His mother abused me even more and his father almost hit me. He seeing this even hit me because I said I'm not feeling well, this was in my fifth month that is. They forced me to eat papaya which caused bleeding. In my 7th month I feel on the floor which was also their fault they did not take me to the hospital or anything it caused lot of problems in my final month were the baby as to be operated. I stared loosing water after falling down. I beard all this and did not say a word against them.
One of the most important point is his parents have no touch with their relations. This was also hidden from us. Till the last day before marriage they claimed that there relations will be coming.
He told me many times that he married me only because of his parent’s compulsion and he loves another girl and was unable to accept me.
But on the next day of the operation, when I just woke up and was sitting on the bed he and his mother came there and started verbally abusing me. I said both of you get out on hearing which his mother told to hit me and he hit me in the hospital the hospital staffs on seeing this sent him and his mother out the room. But he and his mother continued the verbal assault on me. My mother unable to bear this she pushed my husband out of the hospital and since then his family members have not come to see me or my child. At the time of discharge from hospital I called him on his mobile he did not answer it and I felt a message in his phone but he did not respond to any of that. They even changed their phone nos. the cell no which I used was his so, he even disconnected this number from usage next day itself. I got a mobile only two months after this happened. He cut all his connections with me and never asked anything about the baby. I mailed him several times to come and see the baby but he is not coming. I voluntarily told him about the baby all this while. But he never once asked about the baby.

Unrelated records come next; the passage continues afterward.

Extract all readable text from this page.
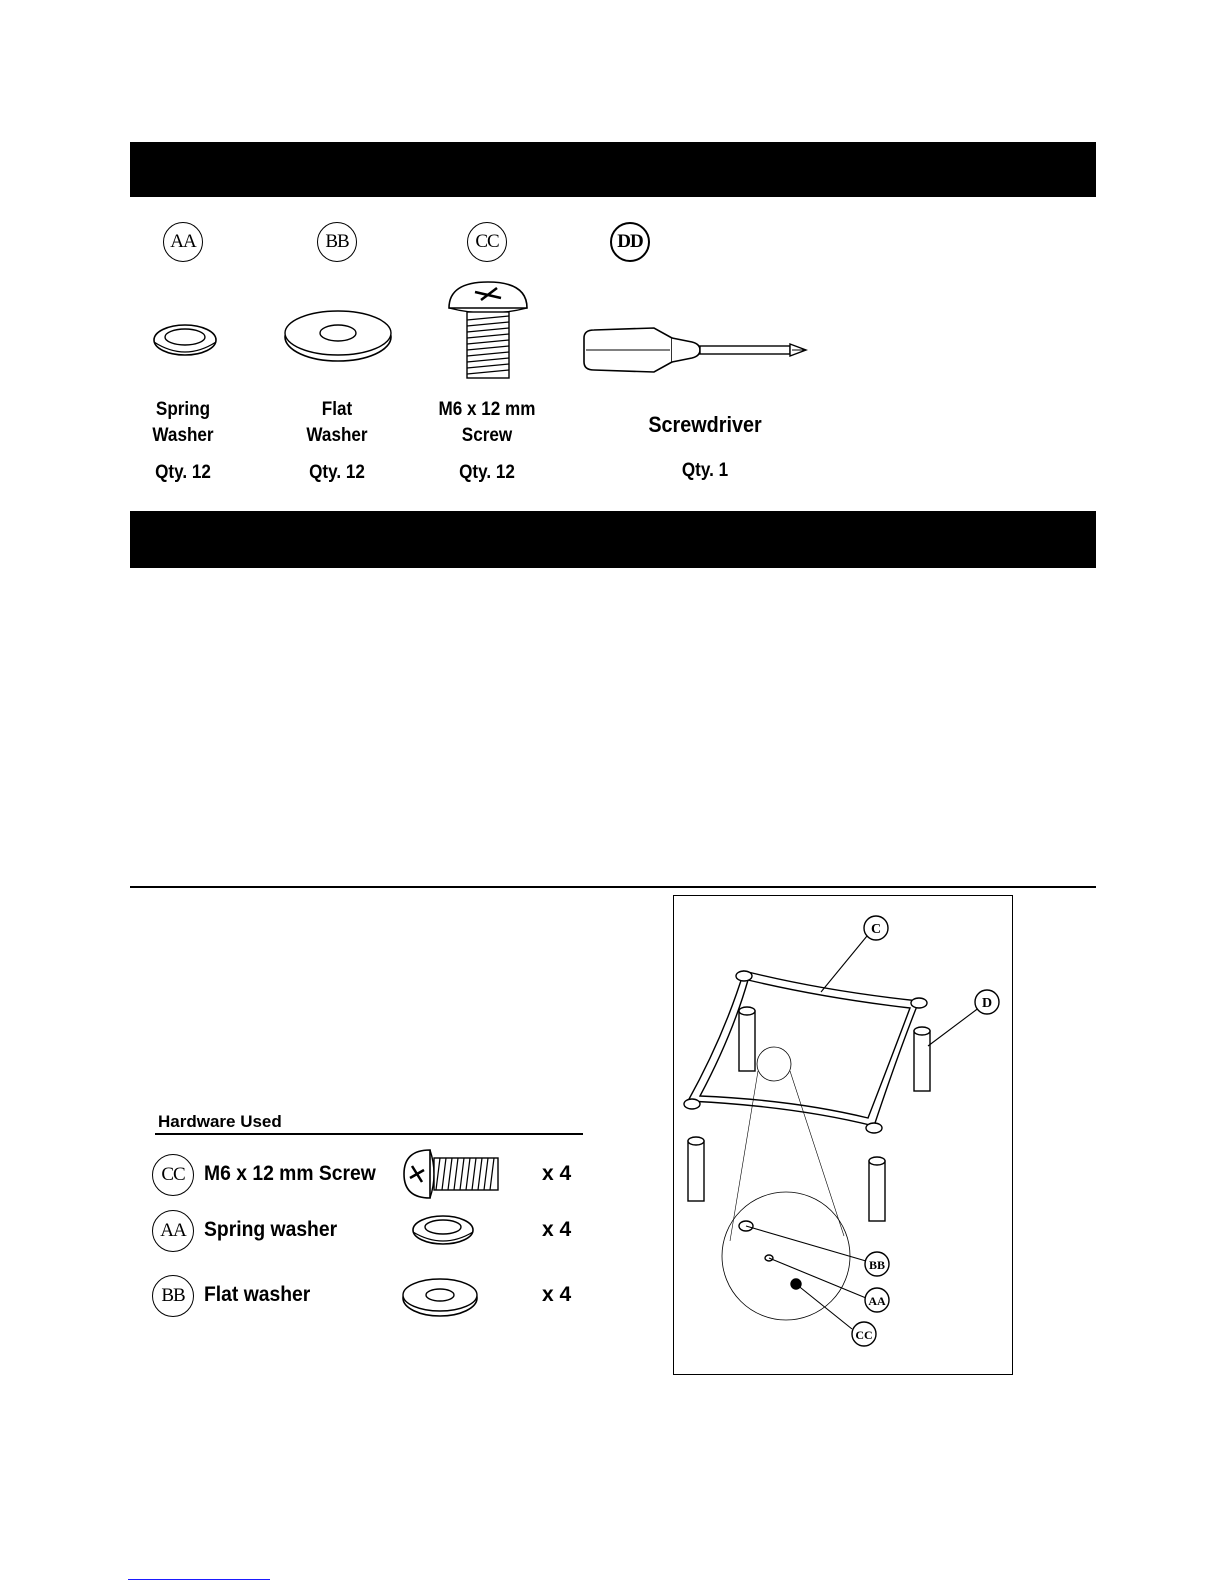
AA
Spring
Washer
Qty. 12
BB
Flat
Washer
Qty. 12
CC
M6 x 12 mm
Screw
Qty. 12
DD
Screwdriver
Qty. 1
Hardware Used
CC M6 x 12 mm Screw	x 4
AA Spring washer	x 4
BB Flat washer	x 4
C
D
BB
AA
CC
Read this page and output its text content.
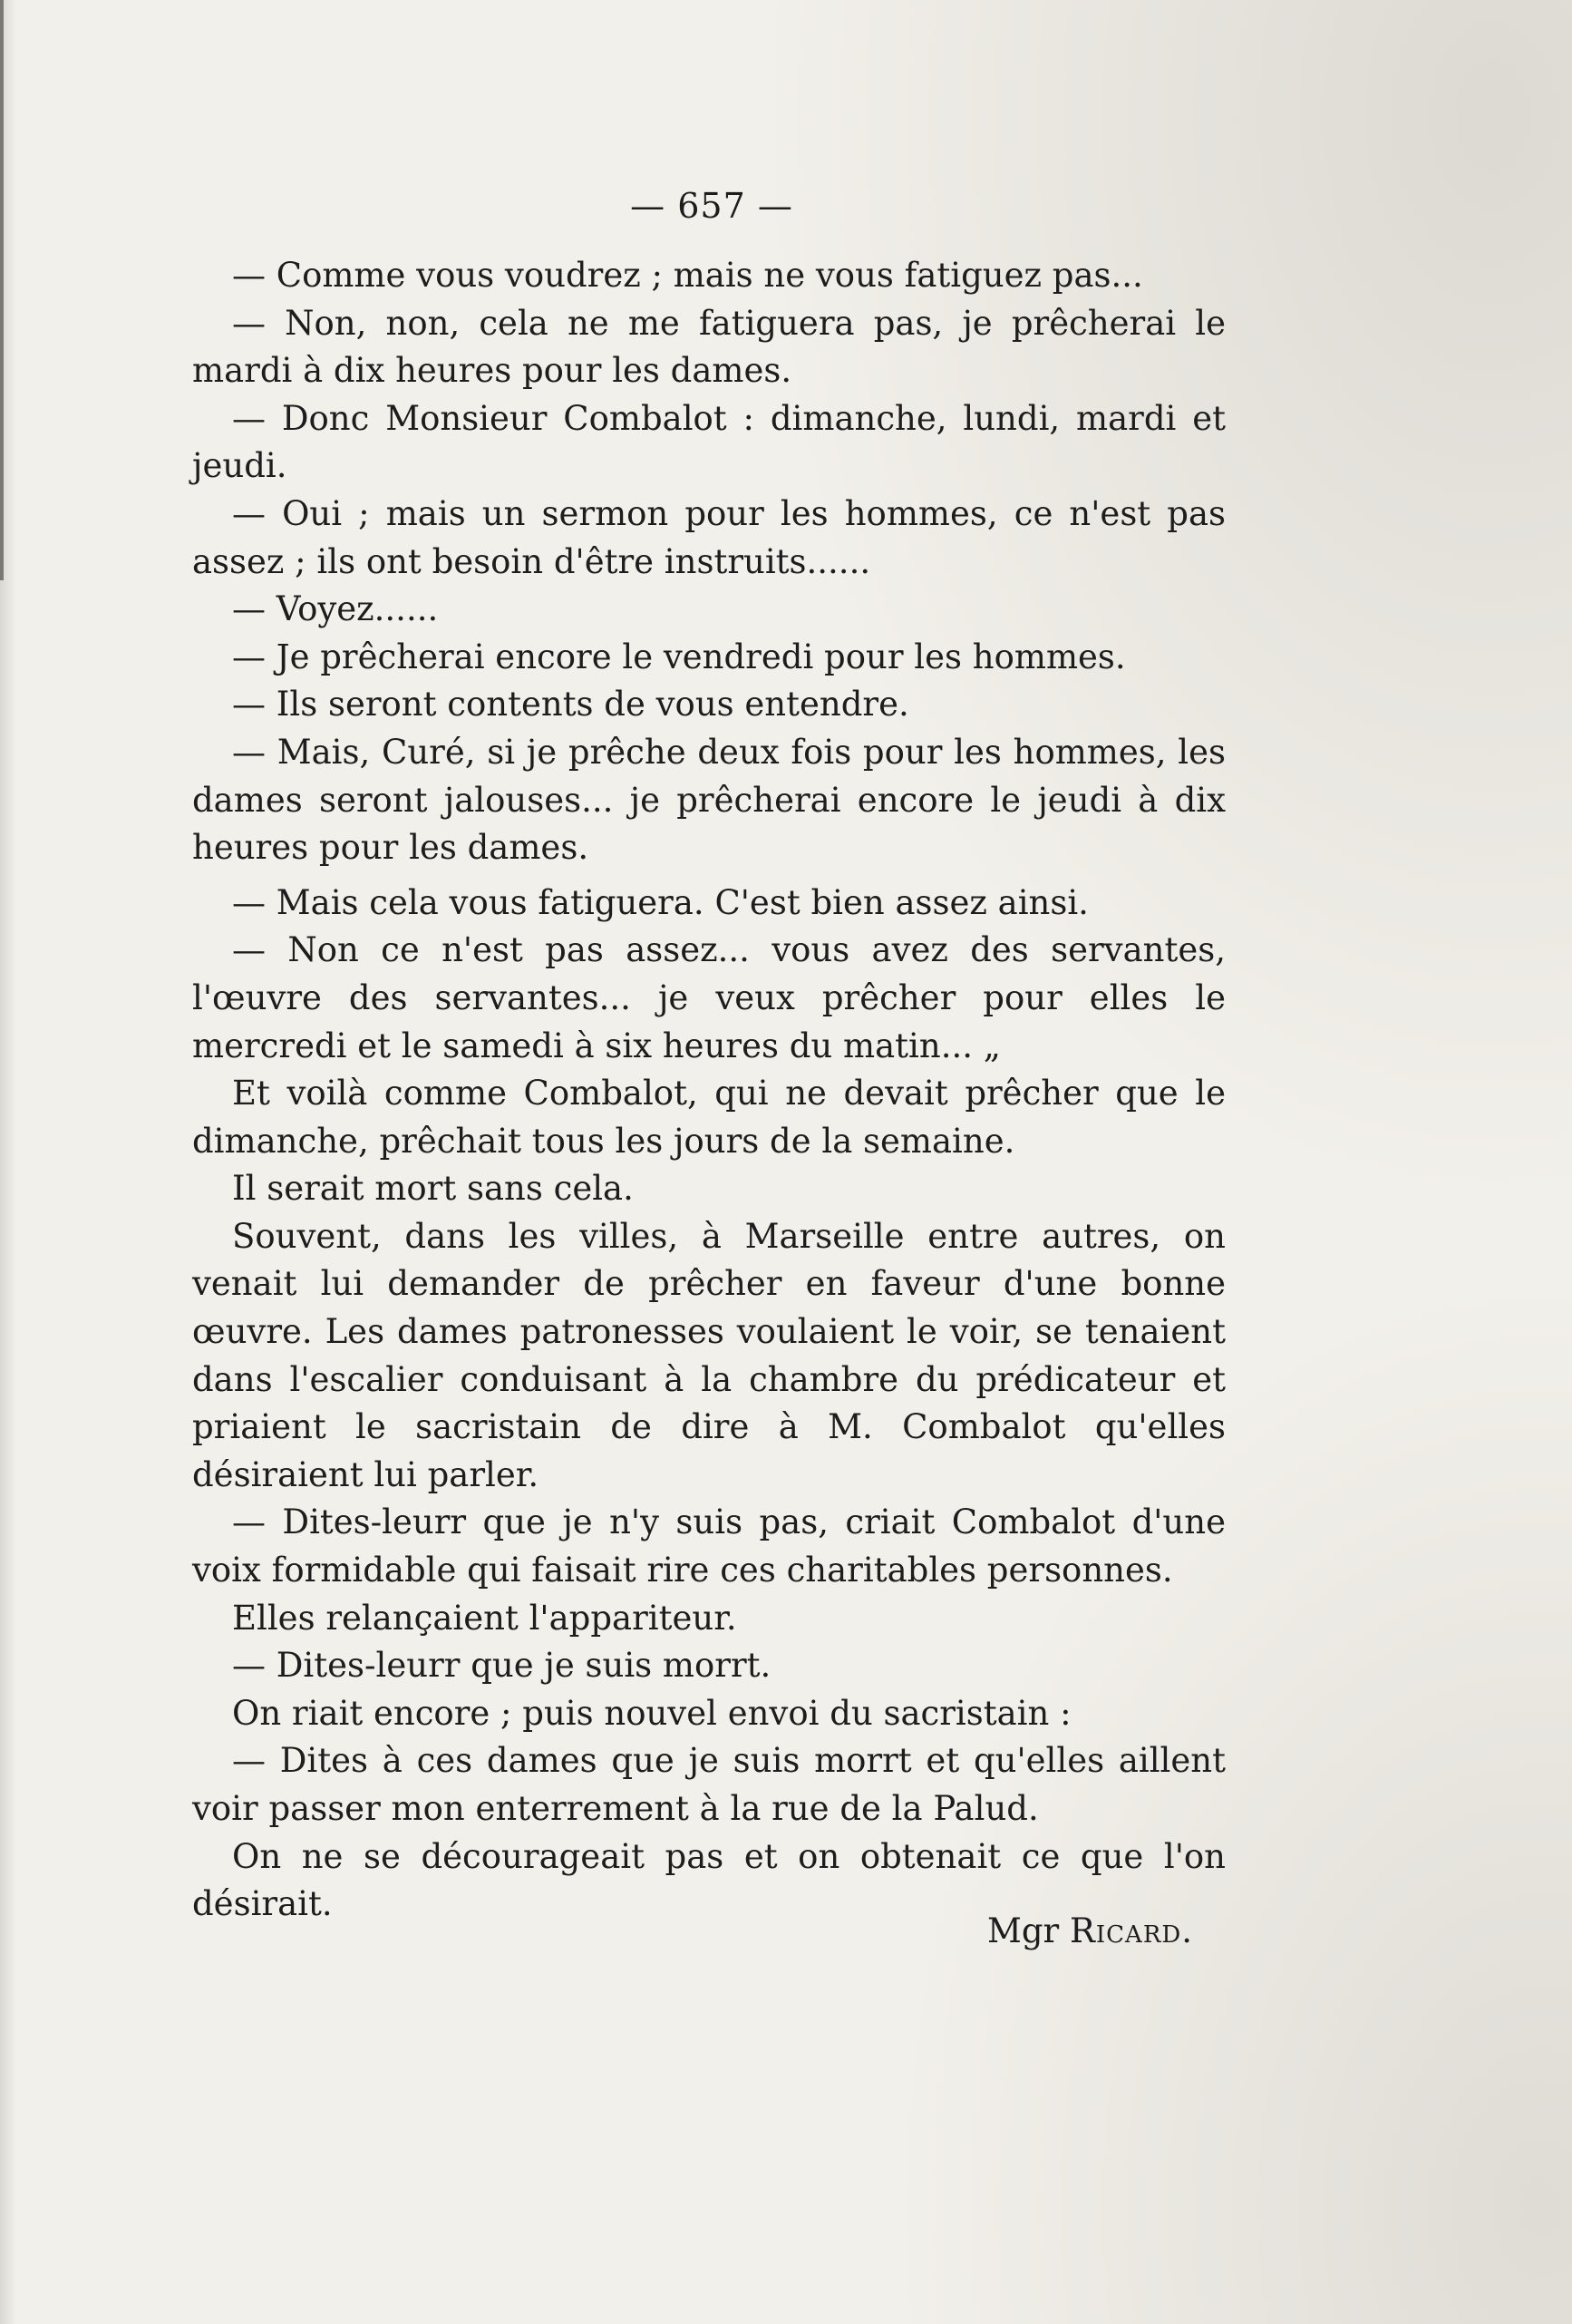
— 657 —

— Comme vous voudrez ; mais ne vous fatiguez pas...

— Non, non, cela ne me fatiguera pas, je prêcherai le mardi à dix heures pour les dames.

— Donc Monsieur Combalot : dimanche, lundi, mardi et jeudi.

— Oui ; mais un sermon pour les hommes, ce n'est pas assez ; ils ont besoin d'être instruits......

— Voyez......

— Je prêcherai encore le vendredi pour les hommes.

— Ils seront contents de vous entendre.

— Mais, Curé, si je prêche deux fois pour les hommes, les dames seront jalouses... je prêcherai encore le jeudi à dix heures pour les dames.

— Mais cela vous fatiguera. C'est bien assez ainsi.

— Non ce n'est pas assez... vous avez des servantes, l'œuvre des servantes... je veux prêcher pour elles le mercredi et le samedi à six heures du matin... „

Et voilà comme Combalot, qui ne devait prêcher que le dimanche, prêchait tous les jours de la semaine.

Il serait mort sans cela.

Souvent, dans les villes, à Marseille entre autres, on venait lui demander de prêcher en faveur d'une bonne œuvre. Les dames patronesses voulaient le voir, se tenaient dans l'escalier conduisant à la chambre du prédicateur et priaient le sacristain de dire à M. Combalot qu'elles désiraient lui parler.

— Dites-leurr que je n'y suis pas, criait Combalot d'une voix formidable qui faisait rire ces charitables personnes.

Elles relançaient l'appariteur.

— Dites-leurr que je suis morrt.

On riait encore ; puis nouvel envoi du sacristain :

— Dites à ces dames que je suis morrt et qu'elles aillent voir passer mon enterrement à la rue de la Palud.

On ne se décourageait pas et on obtenait ce que l'on désirait.

Mgr Ricard.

Now he has applied for divorce the reason for divorce is as follows:
1. He did not have any physical relationship with me and I never talked to him cordially and I insulted him all the time.
I have to say that I conceived the very month I got married. And ten months from marriage I delivered a baby.
2. I was in my parental home most of the time. I’m not mentally matured. I have behaved like deaf and dumb. I never acted like a dutiful wife to him. And threatened him that I will commit suicide.
He itself said I kept on insulting them and says I have been dumb. I remained calm and never spoke back to them harshly or anything even if they kept on insulting me and family. I did all the work at his home even his mother said that to everyone now they say I never did any work while I stayed there.
At my trimester I was diagnosed anemic there so I was sent to my home to recover.
3. When I was in hospital I used fitly language against him. And my mother assaulted him. I changed my number without informing him. When he came to my house to see our child we did not allow him.
This I have told in my above story exactly what had happened there.
4. He tried to adjust for the welfare of our child but I never let him be.
He never tried to adjust with me.
Kindly help me what should I do. As I don’t want to go for divorce I would like to live with him.